La plastica è un pericolo per il cuore?

di Redazione ETI/George Citroner
9 Maggio 2025 12:43 Aggiornato: 9 Maggio 2025 12:43

L’esposizione quotidiana a ftalati, sostanze chimiche utilizzate nei prodotti in cloruro di polivinile come tubi, sacche mediche e pellicole per alimenti, potrebbe essere associata a oltre il 13% dei decessi globali per malattie cardiache nel 2018. Lo suggerisce uno studio recente, che identifica nel di-2-etilesil ftalato (Dehp) una minaccia persistente per la salute pubblica, legata a oltre 350 mila morti per patologie cardiovascolari tra i 55 e i 64 anni a livello mondiale. Pur riconoscendo l’impatto nocivo di queste sostanze, gli autori precisano però che i risultati dello studio non stabiliscono un nesso diretto di causa-effetto.
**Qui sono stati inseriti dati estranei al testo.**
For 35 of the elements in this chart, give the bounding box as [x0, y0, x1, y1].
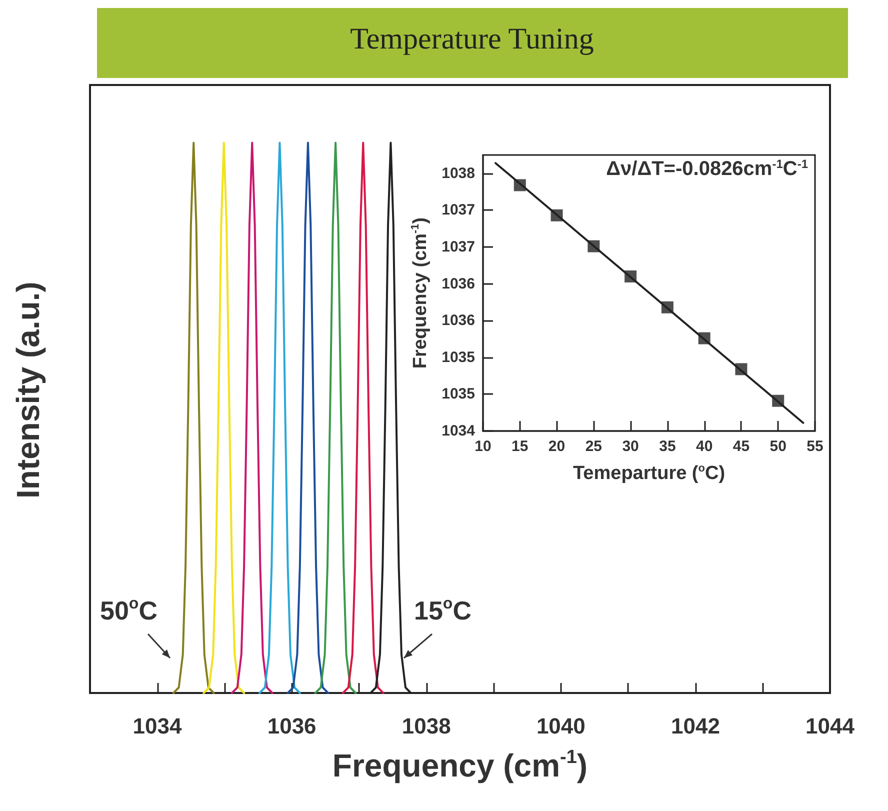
- x-tick-label: 1036: [267, 714, 316, 738]
- x-tick-label: 1038: [402, 714, 451, 738]
- x-tick-label: 35: [659, 438, 676, 455]
- y-tick-label: 1035: [442, 348, 475, 366]
- point: [514, 179, 526, 192]
- point: [772, 394, 784, 407]
- y-tick-label: 1034: [442, 422, 476, 440]
- x-tick-label: 25: [585, 438, 602, 455]
- x-tick-label: 10: [474, 438, 492, 455]
- point: [661, 301, 674, 314]
- y-tick-label: 1036: [442, 275, 475, 292]
- x-tick-label: 40: [696, 438, 713, 455]
- point: [624, 270, 637, 282]
- x-tick-label: 1040: [536, 714, 586, 738]
- x-tick-label: 50: [770, 438, 786, 455]
- point: [698, 332, 710, 344]
- x-tick-label: 1044: [806, 714, 856, 738]
- x-tick-label: 45: [732, 438, 750, 455]
- x-tick-label: 30: [622, 438, 639, 455]
- point: [550, 209, 563, 222]
- x-tick-label: 20: [548, 438, 566, 455]
- x-tick-label: 55: [806, 438, 824, 455]
- y-tick-label: 1038: [442, 164, 475, 182]
- chart-title: Temperature Tuning: [350, 22, 594, 56]
- x-tick-label: 1042: [670, 714, 720, 738]
- y-tick-label: 1035: [442, 386, 475, 403]
- y-axis-title: Frequency (cm-1): [410, 217, 431, 369]
- x-tick-label: 1034: [132, 714, 182, 738]
- y-tick-label: 1037: [442, 238, 475, 256]
- point: [735, 363, 748, 376]
- x-tick-label: 15: [512, 438, 528, 455]
- y-tick-label: 1036: [442, 312, 475, 330]
- y-tick-label: 1037: [442, 202, 475, 219]
- point: [588, 240, 600, 252]
- y-axis-title: Intensity (a.u.): [10, 282, 46, 498]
Condotta dai ricercatori della Nyu Langone e pubblicata su Lancet eBiomedicine, l’analisi ha confrontato dati sanitari e ambientali provenienti da 200 Paesi, mettendoli in relazione con le tendenze della mortalità globale. Le regioni in via di sviluppo risultano le più colpite: Asia meridionale e Medio Oriente hanno registrato circa il 42% dei decessi collegati al Dehp, seguite da Asia orientale e Pacifico con un ulteriore 32%, rappresentando insieme quasi 3/4 del totale globale.

I soggetti con livelli più elevati di ftalati presentano un rischio maggiore di mortalità, in particolare per cause cardiovascolari. L’esposizione in queste aree è favorita dalla rapida espansione della produzione plastica e da normative industriali meno stringenti. Il Dehp, secondo i ricercatori, può generare infiammazioni nelle arterie del cuore, aumentando nel tempo la probabilità di infarti e ictus.

Leonardo Trasande, professore di salute della popolazione presso Nyu Langone Health e autore principale dello studio, ha sottolineato la necessità urgente di introdurre normative più rigorose per limitare l’esposizione a queste sostanze, soprattutto nei Paesi a forte sviluppo industriale. Gli esperti ritengono che nazioni come India, Cina e Indonesia, con rapida espansione industriale e regole meno severe, sopportano il peso maggiore delle malattie cardiache legate agli ftalati. Un segnale d’allarme che richiama il diritto universale a un ambiente salubre, a prodotti sicuri e a un’alimentazione priva di tossicità.

Il gruppo di ricerca intende proseguire gli studi valutando come una riduzione dell’esposizione agli ftalati possa incidere sui tassi di mortalità, analizzando anche altri effetti, come i parti prematuri. L’impatto economico delle morti legate al Dehp è stimato in 3.740 miliardi di dollari. Un’indagine precedente, condotta dallo stesso team, aveva attribuito agli ftalati oltre 90 mila morti premature all’anno negli Stati Uniti, molte delle quali legate a malattie cardiovascolari.

Classificati come interferenti endocrini, gli ftalati sono in grado di alterare i sistemi ormonali, con effetti rilevanti sulla salute. Nei bambini l’esposizione può provocare disturbi dello sviluppo e del comportamento, come difficoltà cognitive e problemi di attenzione. Negli adulti, queste sostanze sono state associate a problemi riproduttivi, come la ridotta qualità dello sperma e irregolarità mestruali, oltre a un maggiore rischio di obesità, insulino-resistenza, diabete di tipo 2 e tumori ormono-sensibili, come il cancro al seno.

Gli esperti hanno inoltre richiamato l’attenzione sui rischi per lo sviluppo cerebrale durante la gravidanza, sottolineando che l’esposizione agli ftalati, in particolare nel secondo trimestre, può compromettere le capacità cognitive del feto. Queste sostanze possono interferire anche con la funzionalità tiroidea e anticipare l’inizio della pubertà.

Sebbene esistano modalità per ridurre il contatto con gli ftalati, la responsabilità di proteggersi ricade ancora in larga misura sui singoli individui, più che su misure normative sistemiche. Secondo la direttrice Bryksin, per ridurre l’esposizione su scala globale sono necessarie normative più severe che limitino l’uso degli ftalati, accompagnate da etichette più trasparenti, strumenti ancora non adeguati ai progressi della ricerca scientifica.